How long is a 40 lb pike




















This makes sense from an evolution standpoint because females are more important to keep the species going than males. The average upper end of life for a male pike is years. Because of slightly slower rates of growth, that lower life span really limits the number of male pike that make it up to 40 inches in length. Female northern pike often live years longer, and there are a few isolated instances of them living even longer than that.

While a inch pike in rare instances can be as young as 9 years old, in many others they will be as old as 25 years or more. Most will fall somewhere in the middle based on sex, geographic location, and the overall conditions of the lakes or rivers they are found in. One thing that can be agreed on: a inch pike is an old, beautiful freshwater monster. If there's pike fishing to be fond in the area, I'm all about it!

Dad's had us fishing since we were five and that's a major part of our outdoor adventures to this day!

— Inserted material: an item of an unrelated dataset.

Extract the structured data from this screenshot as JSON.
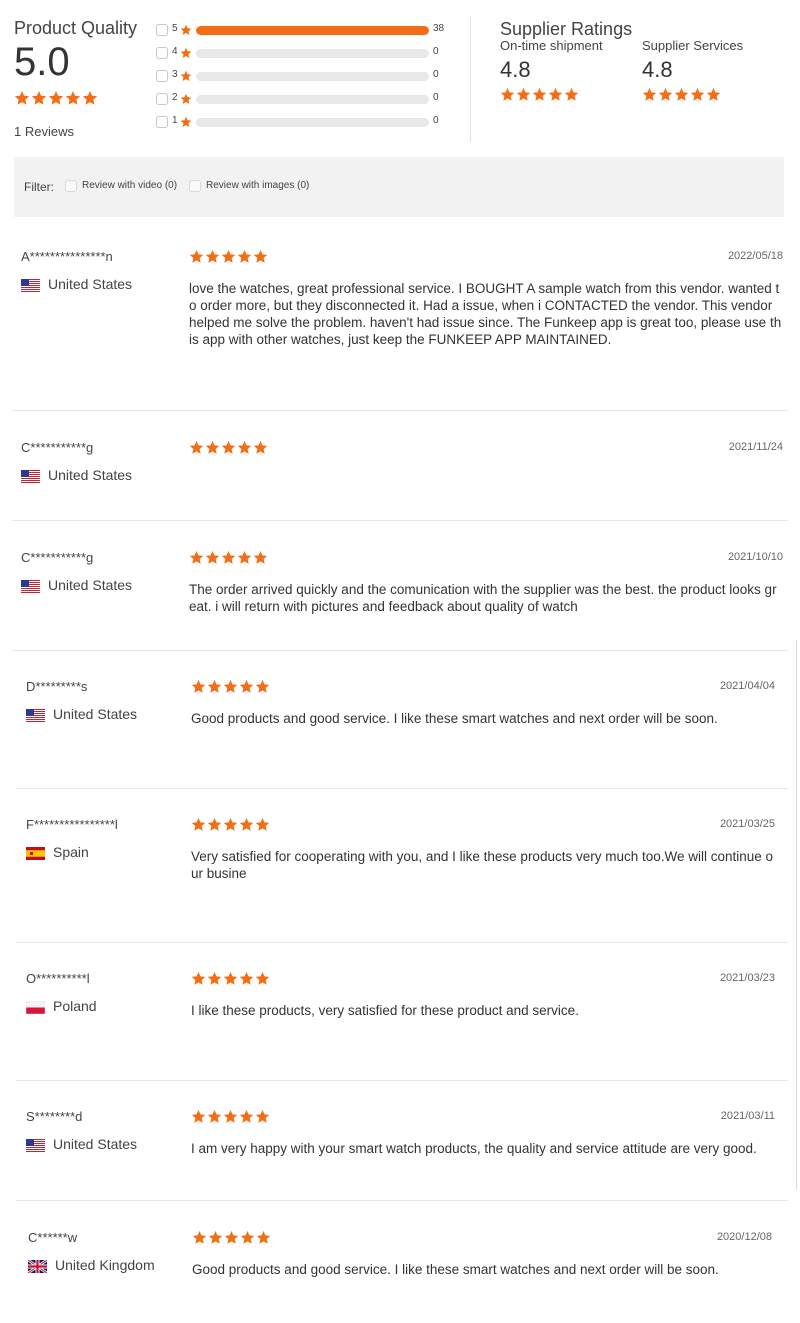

For any given length pike can vary in weight by a great amount. There are a number of factors which can govern overall weight - the quality and availability of food, and the length of time which has passed since the pike's last meal being just two.

Weight also varies depending on time of year and the state of development of the ovaries in female pike. Shore lunches where fish and food are cooked over an open fire are especially delicious.

Bringing Fish Home. If our guests do not plan to eat the fish fairly soon after their vacation, we think it is a better idea to release the fish back into the lake for their next vacation. We are in located in Ontario Fishing Zone 7. Weight also can be estimated using only length measurements based on relationship between length and weight.

Length-weight equations can be developed for specific waters, regions e. Formulas containing length as well as girth are often most accurate for estimating weight because the fatness or plumpness of the fish is accounted for. If only length is available, the most accurate weights often are estimated from length-weight relationships for specific waters or regions. For instance, in some waters fish might be relatively "skinny," and the weight estimate might be overinflated if based on a formula created from data on a water body where fish are "fat" or even "normal.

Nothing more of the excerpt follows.